Prima della pandemia il mercato del turismo islamico valeva circa 220 miliardi di dollari, e potrà rapidamente raddoppiare grazie all’incremento demografico della popolazione musulmana e al suo crescente reddito. Purtroppo, però, la fetta italiana di questa torta rischia di essere davvero esigua.
È quanto emerge da una ricerca del Dipartimento di Management dell’Università di Torino, guidato dal professor Paolo Biancone e dalla professoressa Silvana Secinaro, che recentemente ha anche messo a confronto 120 imprese italiane del settore Food & Beverage, 60 con certificazione Halal e 60 senza, per capire quale sia il potenziale della connessione tra cibo, turismo e spiritualità.
«Un Paese come il nostro, ricco di luoghi e monumenti che raccontano secoli di incontro e fusione fra la cultura occidentale e quella musulmana, dovrebbe essere tra le prime mete del turismo Halal – afferma Paolo Biancone, Professore di Economia Aziendale dell’Università di Torino – Invece manca un approccio complessivo in grado di creare una estesa rete di accoglienza che tenga conto delle peculiarità di un turismo che ha sì esigenze particolari, ma che è di norma alto spendente e qualificato.
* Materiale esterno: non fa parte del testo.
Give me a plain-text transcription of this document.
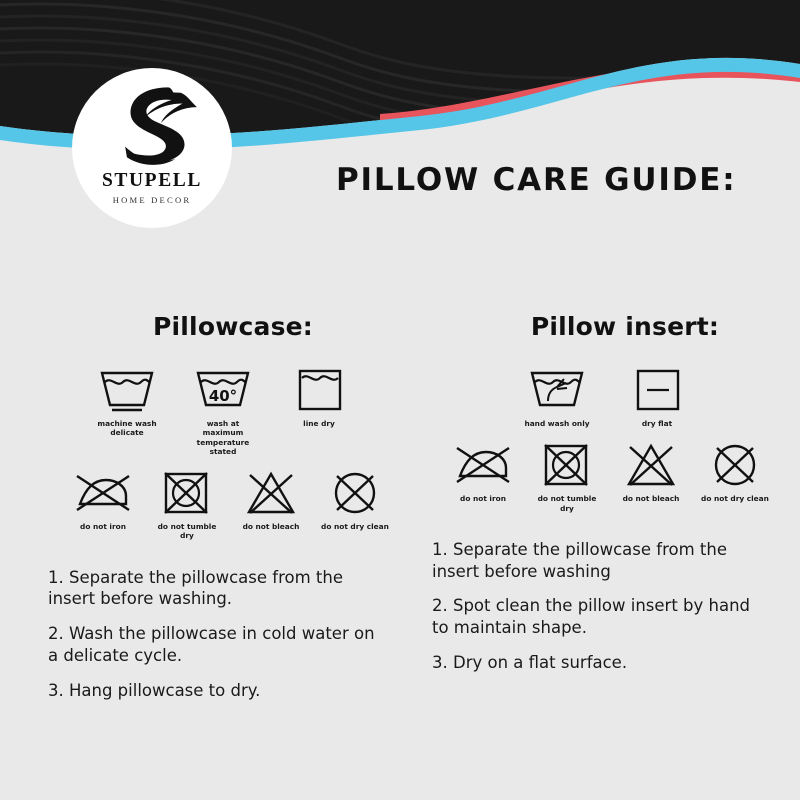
STUPELL
HOME DECOR
PILLOW CARE GUIDE:
Pillowcase:
machine wash
delicate
40°
wash at maximum
temperature stated
line dry
do not iron	do not tumble dry
do not bleach	do not dry clean
1. Separate the pillowcase from the insert before washing.
2. Wash the pillowcase in cold water on a delicate cycle.
3. Hang pillowcase to dry.
Pillow insert:
hand wash only	dry flat
do not iron	do not tumble dry
do not bleach	do not dry clean
1. Separate the pillowcase from the insert before washing
2. Spot clean the pillow insert by hand to maintain shape.
3. Dry on a flat surface.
Vogliamo essere di supporto alla crescita economica delle nostre aziende facilitando il confronto culturale su temi economici cruciali per il nostro futuro, e aiutando la creazione di “islamic windows”, società in grado di offrire sia in Europa che nei paesi islamici servizi conformi alle prescrizioni del Corano».
Nel mercato turistico internazionale Halal, la capacità competitiva dell’Italia è al di sotto delle potenzialità, al punto che il nostro Paese non compare neanche tra le prime dieci destinazioni internazionali nel Global Muslim Travel Index, posizionandosi molto al di sotto di Germania e Francia.
«Per l’Italia l’accoglienza Halal è prima di tutto una sfida culturale e di comprensione delle sue grandi opportunità, soprattutto nel periodo di rilancio post-Covid – afferma Paolo Biancone, Professore di Economia Aziendale dell’Università di Torino – In questo scenario il cibo “certificato Halal” si pone come elemento chiave per l’attrazione di turisti big spender dei Paesi del Golfo, un’area in cui abbiamo rilevato che a livello mondiale il settore del Food & Beverage halal nel 2019 ha raggiunto un valore pari a 1,4 miliardi di dollari con continui tassi di crescita anno su anno. La connessione tra cibo, spiritualità e turismo è profonda e negli ultimi decenni ha creato un’ampia domanda di mercato per i prodotti Halal che per le aziende dei settori Food and Beverage sono divenuti stimolo di innovazione e crescita. Abbiamo infatti messo analizzato 120 imprese italiane del Food & Beverage: 60 con certificazione Halal e 60 senza. È emerso che la certificazione ha dato alle aziende un vantaggio decisivo aumentando la loro attenzione ambientale e sociale e stimolandole a una maggiore trasparenza sui propri dati economici».
Il cibo costituisce uno dei pilastri delle buone pratiche da seguire per attirare il turismo Halal-friendly. Pratiche che il Dipartimento di Management ha sintetizzato in dieci punti, dove sottolinea l’importanza di proporre una cucina italiana adeguata ai canoni islamici. Il decalogo di regole per il turismo Halal-friendly stilato dal dipartimento prevede anche personale che parli arabo nelle strutture ricettive, assenza di alcolici nei minibar, presenza del Corano nelle camere, indicazione delle sale preghiera più vicine e disponibilità di linee di cosmesi senza alcol o derivati.
Il turismo Halal è uno degli argomenti cruciali del TIEF, Turin Islamic Economic Forum, unico forum di finanza islamica nel mondo, che si terrà a Torino dal 13 al 15 ottobre.